The role of secondary structure in DNA recognition as applied to pathogen detection

The dimerization of complementary strands of DNA is one of the premier examples of evolution's ability to harness the power of molecular recognition. The seemingly simple nature of these dimerization events belies the level of complexity that is actually involved, and developing a better understanding of these intricacies will have far-reaching effects on humanity's ability to develop highly sensitive and selective DNA recognition probes.; The most efficient way to harness the recognition capabilities of DNA is to incorporate it into a high density array. However, immobilizing DNA intrinsically alters the nature of the hybridization process.{09}With the aim of developing our understanding of how surface immobilized DNA interacts with its solution-phase target, we have developed two optical methods for the label-free detection of oligonucleotides.

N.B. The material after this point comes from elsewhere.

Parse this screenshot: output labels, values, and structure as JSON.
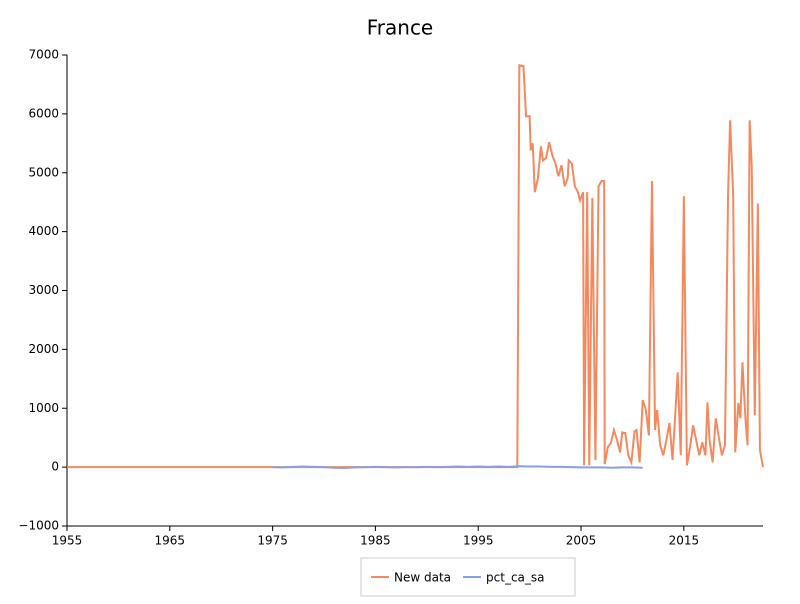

The first method, reflective interferometry, can incorporate linear DNA probes and accurately detect viral DNA. We have also developed a technique where fluorescently labeled DNA hairpins were immobilized onto a metal surface allowing for a systematic study of the function of shape in DNA recognition.; In an effort to increase the ability to accurately serotype a variety of pathogens, we have developed a novel method for the discovery of naturally occurring hairpins. This method, based on the subjection of large segments of species specific DNA to a computer folding algorithm, has been demonstrated to be a vast improvement over the traditional method of hairpin generation because of its elimination of the need to supplement a target DNA sequence with non-specific oligonucleotides. Additionally, many of these naturally occurring hairpins are predicted to have a very high level of secondary structure, allowing us the ability to elucidate the role structure plays in either promoting or preventing DNA dimerization. To date, our new method has allowed for the discovery of hairpins from Bacillus anthracis and Staphylococcus aureus that are both highly functional and highly specific. These hairpins have been studied both in solution using UV-Vis and fluorescence spectroscopy, and immobilized on a solid surface, using an Au film as both a support and a quenching agent for the distal fluorophore.